Note(IRB and data sharing)
AphasiaBank data is available for research use under the DementiaBank data use agreement, which permits secondary analysis and publication of aggregated results. Any new onset-timestamp annotations created as part of this project would be contributed back to AphasiaBank under the same terms — the annotation work has value to the field beyond this proposal.
New data collected from participants (if any human subjects work is added to the protocol) would require separate IRB approval. The current proposal scope assumes AphasiaBank-only data for the initial prototype evaluation.

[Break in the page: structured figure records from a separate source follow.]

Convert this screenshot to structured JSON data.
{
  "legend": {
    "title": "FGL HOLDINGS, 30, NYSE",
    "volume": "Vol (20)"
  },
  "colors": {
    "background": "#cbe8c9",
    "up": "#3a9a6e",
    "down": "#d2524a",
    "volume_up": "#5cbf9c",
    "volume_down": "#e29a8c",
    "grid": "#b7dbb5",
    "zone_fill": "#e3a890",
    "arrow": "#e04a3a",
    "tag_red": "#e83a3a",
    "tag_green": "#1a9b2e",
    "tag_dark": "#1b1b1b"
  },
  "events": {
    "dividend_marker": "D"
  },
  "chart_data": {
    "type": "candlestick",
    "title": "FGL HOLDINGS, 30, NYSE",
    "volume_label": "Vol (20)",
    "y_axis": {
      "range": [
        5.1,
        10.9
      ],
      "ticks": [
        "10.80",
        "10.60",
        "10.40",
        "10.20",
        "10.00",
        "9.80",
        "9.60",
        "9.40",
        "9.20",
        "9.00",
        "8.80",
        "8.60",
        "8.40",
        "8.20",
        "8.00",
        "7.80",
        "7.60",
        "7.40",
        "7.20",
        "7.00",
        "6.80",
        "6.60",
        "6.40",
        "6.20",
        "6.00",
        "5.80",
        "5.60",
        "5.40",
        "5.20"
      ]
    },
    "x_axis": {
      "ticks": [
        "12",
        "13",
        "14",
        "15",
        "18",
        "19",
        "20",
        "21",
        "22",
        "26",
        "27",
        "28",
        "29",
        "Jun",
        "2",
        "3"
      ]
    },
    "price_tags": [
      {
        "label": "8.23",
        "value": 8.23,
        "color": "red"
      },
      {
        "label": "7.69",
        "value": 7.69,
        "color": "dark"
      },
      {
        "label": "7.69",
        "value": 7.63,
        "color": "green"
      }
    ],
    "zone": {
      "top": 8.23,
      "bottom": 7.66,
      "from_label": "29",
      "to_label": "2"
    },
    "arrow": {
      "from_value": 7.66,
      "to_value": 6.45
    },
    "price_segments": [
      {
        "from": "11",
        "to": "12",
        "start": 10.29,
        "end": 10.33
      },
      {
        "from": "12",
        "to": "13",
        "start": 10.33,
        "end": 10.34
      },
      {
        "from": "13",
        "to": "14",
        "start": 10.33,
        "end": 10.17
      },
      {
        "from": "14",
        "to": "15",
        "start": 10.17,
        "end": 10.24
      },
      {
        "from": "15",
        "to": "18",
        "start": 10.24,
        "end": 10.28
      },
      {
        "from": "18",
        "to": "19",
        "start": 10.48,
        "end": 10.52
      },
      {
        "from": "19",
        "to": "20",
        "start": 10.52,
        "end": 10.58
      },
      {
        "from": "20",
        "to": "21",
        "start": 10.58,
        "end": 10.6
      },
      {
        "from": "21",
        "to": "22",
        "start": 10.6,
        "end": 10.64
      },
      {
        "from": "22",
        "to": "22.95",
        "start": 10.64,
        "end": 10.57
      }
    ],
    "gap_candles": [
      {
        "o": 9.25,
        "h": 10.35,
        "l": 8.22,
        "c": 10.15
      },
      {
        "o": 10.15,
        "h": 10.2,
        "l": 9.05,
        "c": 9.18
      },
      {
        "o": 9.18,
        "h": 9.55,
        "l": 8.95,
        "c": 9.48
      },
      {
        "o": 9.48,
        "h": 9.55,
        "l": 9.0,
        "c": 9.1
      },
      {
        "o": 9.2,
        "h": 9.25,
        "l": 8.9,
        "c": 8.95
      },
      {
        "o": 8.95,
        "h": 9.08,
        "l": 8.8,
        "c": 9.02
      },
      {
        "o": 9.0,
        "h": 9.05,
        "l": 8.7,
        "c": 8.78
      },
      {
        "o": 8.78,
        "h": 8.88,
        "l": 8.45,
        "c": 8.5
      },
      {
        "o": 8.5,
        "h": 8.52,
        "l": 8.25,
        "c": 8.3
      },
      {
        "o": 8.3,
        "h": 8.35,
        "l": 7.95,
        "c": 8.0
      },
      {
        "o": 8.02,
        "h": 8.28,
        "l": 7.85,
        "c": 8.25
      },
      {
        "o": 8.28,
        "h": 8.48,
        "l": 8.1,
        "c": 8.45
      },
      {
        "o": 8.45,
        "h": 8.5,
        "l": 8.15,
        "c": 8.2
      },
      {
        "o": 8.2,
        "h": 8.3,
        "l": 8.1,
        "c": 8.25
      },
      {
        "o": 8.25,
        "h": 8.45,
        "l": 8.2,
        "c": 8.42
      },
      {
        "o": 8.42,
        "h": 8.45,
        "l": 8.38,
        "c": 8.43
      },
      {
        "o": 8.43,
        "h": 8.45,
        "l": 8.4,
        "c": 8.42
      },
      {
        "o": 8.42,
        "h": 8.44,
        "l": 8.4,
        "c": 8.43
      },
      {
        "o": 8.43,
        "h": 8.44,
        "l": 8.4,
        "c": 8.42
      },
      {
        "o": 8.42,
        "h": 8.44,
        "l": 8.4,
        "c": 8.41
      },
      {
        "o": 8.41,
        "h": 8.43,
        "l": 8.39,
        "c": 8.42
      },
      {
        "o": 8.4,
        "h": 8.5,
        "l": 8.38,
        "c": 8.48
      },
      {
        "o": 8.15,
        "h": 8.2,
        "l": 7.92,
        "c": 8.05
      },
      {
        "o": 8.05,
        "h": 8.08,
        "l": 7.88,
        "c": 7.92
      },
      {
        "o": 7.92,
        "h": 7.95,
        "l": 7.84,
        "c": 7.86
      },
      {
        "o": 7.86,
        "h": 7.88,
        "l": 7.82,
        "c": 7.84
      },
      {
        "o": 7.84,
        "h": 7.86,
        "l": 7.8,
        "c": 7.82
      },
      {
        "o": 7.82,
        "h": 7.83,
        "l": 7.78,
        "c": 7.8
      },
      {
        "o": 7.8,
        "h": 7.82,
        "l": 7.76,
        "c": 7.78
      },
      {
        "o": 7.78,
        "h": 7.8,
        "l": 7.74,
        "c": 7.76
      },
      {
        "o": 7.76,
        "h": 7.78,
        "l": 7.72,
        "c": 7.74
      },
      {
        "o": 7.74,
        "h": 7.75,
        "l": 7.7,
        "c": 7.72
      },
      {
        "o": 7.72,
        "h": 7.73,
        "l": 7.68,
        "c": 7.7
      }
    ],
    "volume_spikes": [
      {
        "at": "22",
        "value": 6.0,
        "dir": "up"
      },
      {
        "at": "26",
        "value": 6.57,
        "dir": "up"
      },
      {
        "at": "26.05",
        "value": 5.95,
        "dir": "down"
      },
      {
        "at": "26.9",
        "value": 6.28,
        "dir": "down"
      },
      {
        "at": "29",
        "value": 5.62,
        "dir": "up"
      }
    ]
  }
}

Alzheimer's data: the harder problem
Everything above is about anomic aphasia, which has a well-defined corpus. Early Alzheimer's discourse data is substantially more limited in AphasiaBank — the bank has dementia subcorpora (DementiaBank, which overlaps with AphasiaBank infrastructure), but conversation with thread loss is much harder to elicit in a standardized way than picture description circumlocution.
Remark
For the Alzheimer's scenario — thread loss, contextual anchor firing, H3 evaluation — the honest position is that the training and evaluation data situation is less mature than for aphasia. DementiaBank's Cookie Theft subset is usable but smaller. H3's recovery delta measurement requires a conversational setup that the standardized discourse tasks don't naturally provide. This is the part of the evaluation plan that needs the most development before the prototype is built.

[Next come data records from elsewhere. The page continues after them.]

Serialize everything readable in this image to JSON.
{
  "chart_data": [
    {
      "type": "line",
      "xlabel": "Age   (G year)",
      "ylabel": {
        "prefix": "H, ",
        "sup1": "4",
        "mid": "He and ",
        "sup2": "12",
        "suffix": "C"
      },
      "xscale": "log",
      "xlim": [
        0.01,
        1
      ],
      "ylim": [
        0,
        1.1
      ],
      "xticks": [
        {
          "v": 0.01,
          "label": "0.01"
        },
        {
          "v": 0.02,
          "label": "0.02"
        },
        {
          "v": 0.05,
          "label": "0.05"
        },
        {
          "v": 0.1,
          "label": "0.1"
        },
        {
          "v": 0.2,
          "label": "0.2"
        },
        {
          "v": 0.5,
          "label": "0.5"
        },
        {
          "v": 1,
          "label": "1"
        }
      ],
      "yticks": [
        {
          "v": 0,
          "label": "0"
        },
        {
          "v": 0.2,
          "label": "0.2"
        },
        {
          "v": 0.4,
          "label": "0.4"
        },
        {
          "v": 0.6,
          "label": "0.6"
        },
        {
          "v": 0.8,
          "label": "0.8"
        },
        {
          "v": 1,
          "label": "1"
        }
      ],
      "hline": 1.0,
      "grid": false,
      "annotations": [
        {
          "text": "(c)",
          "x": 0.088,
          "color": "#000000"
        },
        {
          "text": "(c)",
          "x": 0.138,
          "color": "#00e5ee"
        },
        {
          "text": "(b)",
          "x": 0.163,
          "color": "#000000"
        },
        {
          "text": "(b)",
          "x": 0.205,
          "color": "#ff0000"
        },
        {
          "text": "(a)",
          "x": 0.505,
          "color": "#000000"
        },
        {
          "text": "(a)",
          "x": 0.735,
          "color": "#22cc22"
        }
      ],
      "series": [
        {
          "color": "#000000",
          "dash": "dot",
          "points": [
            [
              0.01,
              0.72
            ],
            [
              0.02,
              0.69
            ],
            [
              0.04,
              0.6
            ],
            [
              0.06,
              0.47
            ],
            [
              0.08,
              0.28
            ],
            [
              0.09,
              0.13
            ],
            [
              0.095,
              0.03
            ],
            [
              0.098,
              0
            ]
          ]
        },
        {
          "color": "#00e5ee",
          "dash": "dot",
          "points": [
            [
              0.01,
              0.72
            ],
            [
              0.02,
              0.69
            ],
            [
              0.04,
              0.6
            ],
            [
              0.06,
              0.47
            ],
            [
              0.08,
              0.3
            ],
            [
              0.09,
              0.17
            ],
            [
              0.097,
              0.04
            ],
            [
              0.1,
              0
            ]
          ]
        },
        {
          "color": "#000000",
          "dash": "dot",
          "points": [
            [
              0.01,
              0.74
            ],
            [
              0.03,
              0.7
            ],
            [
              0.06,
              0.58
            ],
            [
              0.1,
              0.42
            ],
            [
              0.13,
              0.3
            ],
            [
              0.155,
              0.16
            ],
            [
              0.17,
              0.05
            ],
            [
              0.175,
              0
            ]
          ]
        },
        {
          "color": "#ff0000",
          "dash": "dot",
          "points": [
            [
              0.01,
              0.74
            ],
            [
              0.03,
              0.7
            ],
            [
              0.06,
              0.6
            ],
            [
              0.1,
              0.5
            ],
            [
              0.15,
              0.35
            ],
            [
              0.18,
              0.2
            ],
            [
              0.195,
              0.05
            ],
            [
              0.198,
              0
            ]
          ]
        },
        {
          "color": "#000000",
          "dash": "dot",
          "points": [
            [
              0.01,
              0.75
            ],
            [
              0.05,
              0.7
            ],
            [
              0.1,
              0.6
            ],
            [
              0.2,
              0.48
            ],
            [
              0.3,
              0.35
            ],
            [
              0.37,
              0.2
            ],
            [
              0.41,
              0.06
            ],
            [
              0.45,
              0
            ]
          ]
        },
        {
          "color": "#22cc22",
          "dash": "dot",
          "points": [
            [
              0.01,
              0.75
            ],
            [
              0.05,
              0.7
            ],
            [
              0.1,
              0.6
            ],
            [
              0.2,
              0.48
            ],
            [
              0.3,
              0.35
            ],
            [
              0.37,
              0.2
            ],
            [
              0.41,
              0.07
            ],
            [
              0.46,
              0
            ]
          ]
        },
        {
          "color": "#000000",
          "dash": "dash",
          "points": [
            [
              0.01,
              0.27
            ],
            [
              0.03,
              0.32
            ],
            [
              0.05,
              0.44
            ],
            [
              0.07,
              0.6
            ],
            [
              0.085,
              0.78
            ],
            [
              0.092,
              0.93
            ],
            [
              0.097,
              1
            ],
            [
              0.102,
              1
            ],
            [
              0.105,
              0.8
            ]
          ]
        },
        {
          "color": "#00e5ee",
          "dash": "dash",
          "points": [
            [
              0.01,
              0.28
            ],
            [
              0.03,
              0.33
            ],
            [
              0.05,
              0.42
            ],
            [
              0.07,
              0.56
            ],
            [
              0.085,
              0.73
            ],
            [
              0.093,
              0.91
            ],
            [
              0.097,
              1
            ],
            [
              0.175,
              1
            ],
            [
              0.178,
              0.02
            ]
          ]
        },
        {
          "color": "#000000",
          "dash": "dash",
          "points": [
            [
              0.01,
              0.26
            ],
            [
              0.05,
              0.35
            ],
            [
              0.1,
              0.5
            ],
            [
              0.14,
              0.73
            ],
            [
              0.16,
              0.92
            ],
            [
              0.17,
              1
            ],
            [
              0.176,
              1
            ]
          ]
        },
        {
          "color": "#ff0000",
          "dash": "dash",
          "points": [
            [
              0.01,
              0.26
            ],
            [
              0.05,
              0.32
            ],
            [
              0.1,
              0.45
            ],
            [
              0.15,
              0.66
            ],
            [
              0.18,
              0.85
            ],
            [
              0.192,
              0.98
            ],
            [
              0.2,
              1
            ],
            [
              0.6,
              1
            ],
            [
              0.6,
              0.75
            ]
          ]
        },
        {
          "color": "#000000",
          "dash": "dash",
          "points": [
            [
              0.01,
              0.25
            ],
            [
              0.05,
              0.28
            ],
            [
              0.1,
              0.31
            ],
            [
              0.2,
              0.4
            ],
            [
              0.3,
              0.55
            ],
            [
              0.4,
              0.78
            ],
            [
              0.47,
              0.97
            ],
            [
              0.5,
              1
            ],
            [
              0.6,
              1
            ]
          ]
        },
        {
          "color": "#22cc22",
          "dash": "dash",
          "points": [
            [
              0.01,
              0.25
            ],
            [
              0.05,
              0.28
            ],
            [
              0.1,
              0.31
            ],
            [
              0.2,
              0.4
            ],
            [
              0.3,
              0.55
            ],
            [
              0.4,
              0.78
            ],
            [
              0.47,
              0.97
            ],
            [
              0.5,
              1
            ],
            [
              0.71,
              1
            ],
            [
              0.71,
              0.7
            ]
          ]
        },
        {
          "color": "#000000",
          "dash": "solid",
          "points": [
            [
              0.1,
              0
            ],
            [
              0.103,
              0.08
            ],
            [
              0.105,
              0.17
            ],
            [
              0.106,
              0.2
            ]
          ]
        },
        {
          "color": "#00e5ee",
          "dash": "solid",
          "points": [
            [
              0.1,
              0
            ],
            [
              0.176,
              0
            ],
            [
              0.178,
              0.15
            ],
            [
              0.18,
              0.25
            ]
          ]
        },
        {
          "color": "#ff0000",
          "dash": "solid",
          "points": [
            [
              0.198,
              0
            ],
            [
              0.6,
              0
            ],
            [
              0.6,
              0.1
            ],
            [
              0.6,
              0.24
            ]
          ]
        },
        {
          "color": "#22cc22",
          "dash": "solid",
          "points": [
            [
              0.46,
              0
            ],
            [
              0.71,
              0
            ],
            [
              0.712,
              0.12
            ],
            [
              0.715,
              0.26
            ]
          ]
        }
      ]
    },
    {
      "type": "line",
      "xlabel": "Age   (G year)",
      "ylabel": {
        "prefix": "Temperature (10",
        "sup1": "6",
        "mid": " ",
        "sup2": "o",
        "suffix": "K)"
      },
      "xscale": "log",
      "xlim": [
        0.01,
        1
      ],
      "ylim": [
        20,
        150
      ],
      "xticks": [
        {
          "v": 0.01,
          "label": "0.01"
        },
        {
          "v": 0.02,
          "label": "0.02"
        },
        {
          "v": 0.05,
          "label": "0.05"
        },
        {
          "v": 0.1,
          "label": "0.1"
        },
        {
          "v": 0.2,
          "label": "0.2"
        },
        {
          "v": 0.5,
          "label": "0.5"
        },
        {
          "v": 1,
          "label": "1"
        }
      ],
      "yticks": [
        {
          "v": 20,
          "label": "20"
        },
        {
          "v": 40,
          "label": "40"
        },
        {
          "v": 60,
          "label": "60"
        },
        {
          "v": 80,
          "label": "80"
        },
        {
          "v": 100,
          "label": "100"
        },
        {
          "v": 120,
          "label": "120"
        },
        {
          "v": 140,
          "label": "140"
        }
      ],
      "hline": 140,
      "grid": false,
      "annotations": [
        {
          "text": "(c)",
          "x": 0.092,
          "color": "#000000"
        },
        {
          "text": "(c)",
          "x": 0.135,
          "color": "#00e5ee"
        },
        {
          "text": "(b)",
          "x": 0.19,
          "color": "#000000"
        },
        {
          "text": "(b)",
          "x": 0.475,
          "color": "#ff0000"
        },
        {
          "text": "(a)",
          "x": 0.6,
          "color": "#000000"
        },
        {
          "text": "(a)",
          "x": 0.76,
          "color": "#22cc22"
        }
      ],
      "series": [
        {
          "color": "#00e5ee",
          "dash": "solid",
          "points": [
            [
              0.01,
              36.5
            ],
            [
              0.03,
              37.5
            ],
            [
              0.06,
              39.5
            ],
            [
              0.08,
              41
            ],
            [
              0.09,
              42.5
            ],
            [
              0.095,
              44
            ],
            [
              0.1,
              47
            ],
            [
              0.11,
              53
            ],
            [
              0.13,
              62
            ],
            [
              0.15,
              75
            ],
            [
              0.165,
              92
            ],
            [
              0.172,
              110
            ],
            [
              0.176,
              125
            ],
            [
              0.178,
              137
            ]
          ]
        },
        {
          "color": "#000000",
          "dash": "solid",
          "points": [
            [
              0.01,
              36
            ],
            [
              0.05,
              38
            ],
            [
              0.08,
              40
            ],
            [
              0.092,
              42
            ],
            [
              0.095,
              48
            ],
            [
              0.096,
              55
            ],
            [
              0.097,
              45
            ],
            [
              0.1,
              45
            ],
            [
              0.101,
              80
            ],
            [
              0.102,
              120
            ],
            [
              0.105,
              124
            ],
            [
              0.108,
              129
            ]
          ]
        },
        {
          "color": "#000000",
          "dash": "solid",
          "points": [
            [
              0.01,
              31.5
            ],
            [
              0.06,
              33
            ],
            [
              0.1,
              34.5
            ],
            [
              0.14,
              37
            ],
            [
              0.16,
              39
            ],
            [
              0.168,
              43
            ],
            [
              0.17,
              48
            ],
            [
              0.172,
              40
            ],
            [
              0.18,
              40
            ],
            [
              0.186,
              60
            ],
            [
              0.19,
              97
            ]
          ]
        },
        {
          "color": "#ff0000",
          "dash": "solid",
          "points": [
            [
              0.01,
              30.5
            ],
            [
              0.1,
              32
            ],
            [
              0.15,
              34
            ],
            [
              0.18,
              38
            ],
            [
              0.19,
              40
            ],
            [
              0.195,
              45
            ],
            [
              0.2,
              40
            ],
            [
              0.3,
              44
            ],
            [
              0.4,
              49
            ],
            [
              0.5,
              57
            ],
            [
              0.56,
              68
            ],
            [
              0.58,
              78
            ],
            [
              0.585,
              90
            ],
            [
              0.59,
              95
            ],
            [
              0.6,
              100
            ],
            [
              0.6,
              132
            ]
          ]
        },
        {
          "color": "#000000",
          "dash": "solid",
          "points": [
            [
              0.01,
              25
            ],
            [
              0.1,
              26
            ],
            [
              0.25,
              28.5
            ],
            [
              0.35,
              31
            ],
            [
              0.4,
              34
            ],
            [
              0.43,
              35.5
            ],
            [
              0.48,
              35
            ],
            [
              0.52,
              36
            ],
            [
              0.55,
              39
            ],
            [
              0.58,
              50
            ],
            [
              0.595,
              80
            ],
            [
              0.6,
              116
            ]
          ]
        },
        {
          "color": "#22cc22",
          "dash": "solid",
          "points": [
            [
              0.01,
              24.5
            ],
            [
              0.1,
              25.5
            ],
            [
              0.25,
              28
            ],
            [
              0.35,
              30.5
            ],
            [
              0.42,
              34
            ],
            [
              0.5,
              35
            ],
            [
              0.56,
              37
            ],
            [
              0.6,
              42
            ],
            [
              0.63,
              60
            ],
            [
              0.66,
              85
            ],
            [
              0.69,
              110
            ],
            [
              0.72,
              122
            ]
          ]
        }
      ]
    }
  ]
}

This doesn't change the viability of the aphasia side (H1, H2, H4), but it does mean H3 is the hypothesis most likely to need a purpose-collected pilot dataset before a full evaluation is possible.
Summary(Summary)
AphasiaBank provides 300–500 usable circumlocution instances after annotation — enough to evaluate H1 and H2, not enough to fine-tune a model from scratch. The annotation work required to create onset-labeled timestamps (the gap between "this circumlocution occurred" and "this circumlocution began at t=0.9s") is infrastructure the field doesn't have yet, and contributing it back to AphasiaBank is a concrete deliverable beyond the prototype itself. Synthetic augmentation can fill scale and edge-case coverage gaps but should never be reported pooled with natural data. The Alzheimer's scenario (H3) has the weakest data foundation and is the hypothesis most likely to require purpose-collected pilot data before a full evaluation can run.